Arbeitnehmer­entsende­gesetz: Landwirt ist nicht zur Aufzeichnung der Arbeitszeiten seines Arbeitnehmers verpflichtetOLG Hamm klärt Aufzeichnungs­pflichten für Landwirtschaft

Das Oberlan­des­gericht Hamm hat entschieden, dass ein Landwirt nach dem Arbeitnehmer­entsende­gesetz (AEntG) nicht verpflichtet ist, die Arbeitszeiten seines Arbeitnehmers aufzuzeichnen. Unterlässt er die Aufzeichnungen, verhält er sich nicht ordnungswidrig.

Dem Verfahren lag folgender Sachverhalt zugrunde: Der heute 31 Jahre alte Betroffene aus Extertal ist Inhaber eines landwirt­schaft­lichen Betriebes. In diesem beschäftigt er einen heute 43 Jahre alten Arbeitnehmer. Dessen Arbeitsvertrag legt die Arbeitszeit und das monatliche Bruttogehalt fest. Der Arbeitsvertrag unterfällt einem durch Rechts­ver­ordnung für allgemein verbindlich erklärten Tarifvertrag, der Mindestentgelte für Arbeitnehmer im Bereich der Land- und Forstwirtschaft sowie im Gartenbau regelt.

Bußgeldbehörde erlässt Bußgeldbescheid wegen vorsätzlichen Verstoßes gegen Arbeit­neh­me­rent­sen­de­gesetz

Aufgrund einer Selbstanzeige des Betroffenen erließ das Hauptzollamt Bielefeld als Bußgeldbehörde gegen den Betroffenen wegen vorsätzlichen Verstoßes gegen das Arbeit­neh­me­rent­sen­de­gesetz im Februar 2015 einen Bußgeldbescheid und verhängte ein Bußgeld von 1.000 Euro. Dem Betroffenen wurde zur Last gelegt, als Inhaber eines landwirt­schaft­lichen Betriebes ab dem 1. Januar 2015 keine Aufzeichnungen über Beginn, Ende und Dauer der täglichen Arbeitszeit des bei ihm beschäftigten Arbeitnehmers geführt zu haben. Dabei vertrat die Bußgeldbehörde die Auffassung, dass der Betrieb des Betroffenen dem Geltungsbereich des AEntG unterliege und den Betroffenen zu den in Frage stehenden Aufzeichnungen verpflichte.

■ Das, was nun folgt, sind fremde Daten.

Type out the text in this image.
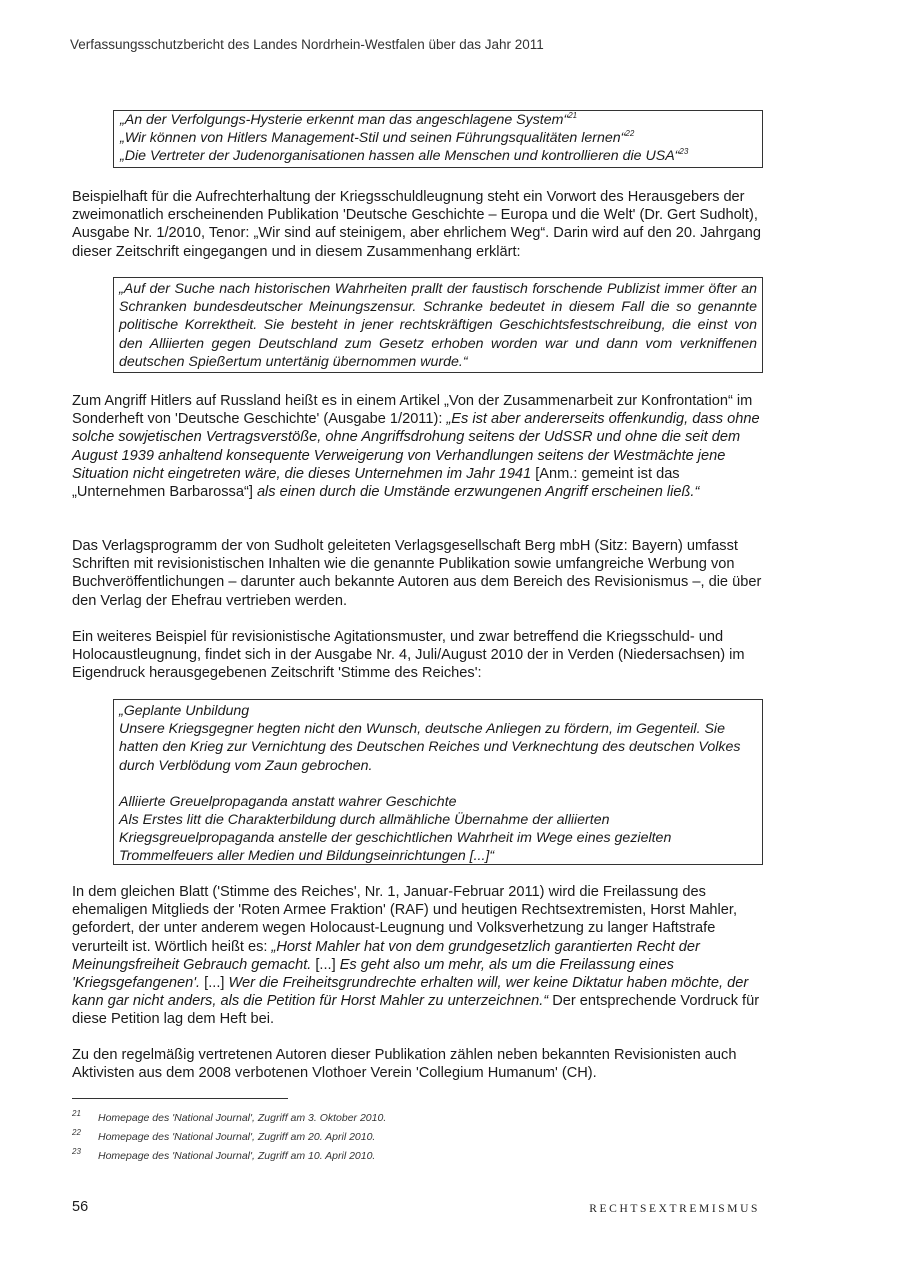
Verfassungsschutzbericht des Landes Nordrhein-Westfalen über das Jahr 2011

„An der Verfolgungs-Hysterie erkennt man das angeschlagene System“$^{21}$

„Wir können von Hitlers Management-Stil und seinen Führungsqualitäten lernen“$^{22}$

„Die Vertreter der Judenorganisationen hassen alle Menschen und kontrollieren die USA“$^{23}$

Beispielhaft für die Aufrechterhaltung der Kriegsschuldleugnung steht ein Vorwort des Herausgebers der zweimonatlich erscheinenden Publikation 'Deutsche Geschichte – Europa und die Welt' (Dr. Gert Sudholt), Ausgabe Nr. 1/2010, Tenor: „Wir sind auf steinigem, aber ehrlichem Weg“. Darin wird auf den 20. Jahrgang dieser Zeitschrift eingegangen und in diesem Zusammenhang erklärt:

„Auf der Suche nach historischen Wahrheiten prallt der faustisch forschende Publizist immer öfter an Schranken bundesdeutscher Meinungszensur. Schranke bedeutet in diesem Fall die so genannte politische Korrektheit. Sie besteht in jener rechtskräftigen Geschichtsfestschreibung, die einst von den Alliierten gegen Deutschland zum Gesetz erhoben worden war und dann vom verkniffenen deutschen Spießertum untertänig übernommen wurde.“

Zum Angriff Hitlers auf Russland heißt es in einem Artikel „Von der Zusammenarbeit zur Konfrontation“ im Sonderheft von 'Deutsche Geschichte' (Ausgabe 1/2011): „Es ist aber andererseits offenkundig, dass ohne solche sowjetischen Vertragsverstöße, ohne Angriffsdrohung seitens der UdSSR und ohne die seit dem August 1939 anhaltend konsequente Verweigerung von Verhandlungen seitens der Westmächte jene Situation nicht eingetreten wäre, die dieses Unternehmen im Jahr 1941 [Anm.: gemeint ist das „Unternehmen Barbarossa“] als einen durch die Umstände erzwungenen Angriff erscheinen ließ.“
Das Verlagsprogramm der von Sudholt geleiteten Verlagsgesellschaft Berg mbH (Sitz: Bayern) umfasst Schriften mit revisionistischen Inhalten wie die genannte Publikation sowie umfangreiche Werbung von Buchveröffentlichungen – darunter auch bekannte Autoren aus dem Bereich des Revisionismus –, die über den Verlag der Ehefrau vertrieben werden.
Ein weiteres Beispiel für revisionistische Agitationsmuster, und zwar betreffend die Kriegsschuld- und Holocaustleugnung, findet sich in der Ausgabe Nr. 4, Juli/August 2010 der in Verden (Niedersachsen) im Eigendruck herausgegebenen Zeitschrift 'Stimme des Reiches':

„Geplante Unbildung

Unsere Kriegsgegner hegten nicht den Wunsch, deutsche Anliegen zu fördern, im Gegenteil. Sie hatten den Krieg zur Vernichtung des Deutschen Reiches und Verknechtung des deutschen Volkes durch Verblödung vom Zaun gebrochen.

Alliierte Greuelpropaganda anstatt wahrer Geschichte

Als Erstes litt die Charakterbildung durch allmähliche Übernahme der alliierten Kriegsgreuelpropaganda anstelle der geschichtlichen Wahrheit im Wege eines gezielten Trommelfeuers aller Medien und Bildungseinrichtungen [...]“

In dem gleichen Blatt ('Stimme des Reiches', Nr. 1, Januar-Februar 2011) wird die Freilassung des ehemaligen Mitglieds der 'Roten Armee Fraktion' (RAF) und heutigen Rechtsextremisten, Horst Mahler, gefordert, der unter anderem wegen Holocaust-Leugnung und Volksverhetzung zu langer Haftstrafe verurteilt ist. Wörtlich heißt es: „Horst Mahler hat von dem grundgesetzlich garantierten Recht der Meinungsfreiheit Gebrauch gemacht. [...] Es geht also um mehr, als um die Freilassung eines 'Kriegsgefangenen'. [...] Wer die Freiheitsgrundrechte erhalten will, wer keine Diktatur haben möchte, der kann gar nicht anders, als die Petition für Horst Mahler zu unterzeichnen.“ Der entsprechende Vordruck für diese Petition lag dem Heft bei.
Zu den regelmäßig vertretenen Autoren dieser Publikation zählen neben bekannten Revisionisten auch Aktivisten aus dem 2008 verbotenen Vlothoer Verein 'Collegium Humanum' (CH).
21 Homepage des 'National Journal', Zugriff am 3. Oktober 2010.
22 Homepage des 'National Journal', Zugriff am 20. April 2010.
23 Homepage des 'National Journal', Zugriff am 10. April 2010.
56	RECHTSEXTREMISMUS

Auf den Einspruch des Betroffenen sprach das Amtsgericht Bielefeld den Betroffenen von dem erhobenen Vorwurf frei. Die gegen die erstin­sta­nzliche Entscheidung von der Staats­an­walt­schaft Bielefeld erhobene Rechts­be­schwerde blieb nach der Entscheidung des Oberlan­des­ge­richts Hamm erfolglos.

OLG verneint ordnungs­widriges Verhalten

Der Betroffene habe sich nach Auffassung des Oberlan­des­ge­richts nicht ordnungswidrig verhalten, weil er die Arbeitszeiten seines Arbeitsnehmers seit dem 1. Januar 2015 nicht aufgezeichnet habe. Die in Betracht kommende Bußgeld­vor­schrift des § 23 Abs. 1 Nr. 8 AEntG in Verbindung mit § 19 Abs. 1 Satz 1 oder 2 AEntG sei auf den vorliegenden Fall nicht anzuwenden. § 19 Abs. 1 Satz 1 AEntG regele die Pflicht des Arbeitgebers Aufzeichnungen über die tägliche Arbeitszeit zu erstellen und bereitzuhalten. Nach Satz 2 der Norm sei dem Arbeitgeber ein Entleiher von Arbeitskräften gleichgestellt.

Arbeit­neh­me­rent­sen­de­gesetz begründet dem Wortlaut nach keine Aufzeich­nungs­pflicht für Betrieb des Betroffenen

Die Aufzeich­nungs­pflicht des § 19 Abs. 1 AEntG bestehe, soweit auf das Arbeits­ver­hältnis Rechtsnormen eines für allge­mein­ver­bindlich erklärten Tarifvertrages oder einer entsprechenden Rechts­ver­ordnung über die Zahlung von Mindestentgelt, die Einziehung von Sozia­l­kas­sen­bei­trägen oder über Urlaubs­ansprüche anzuwenden seien. Das sei vorliegend zwar der Fall. Allerdings sei der Anwen­dungs­bereich des § 19 Abs. 1 AEntG beschränkt. Die Regelung gelte nur für die in § 4 Abs. 1 Nr. 1 AEntG ausdrücklich bezeichneten Branchen des Bauhaupt- und des Bauneben­ge­werbes. Den Bereich der Landwirtschaft führe das Gesetz in diesem Zusammenhang nicht auf, so dass es nach seinem Wortlaut keine Aufzeich­nungs­pflicht für den Betrieb des Betroffenen begründe.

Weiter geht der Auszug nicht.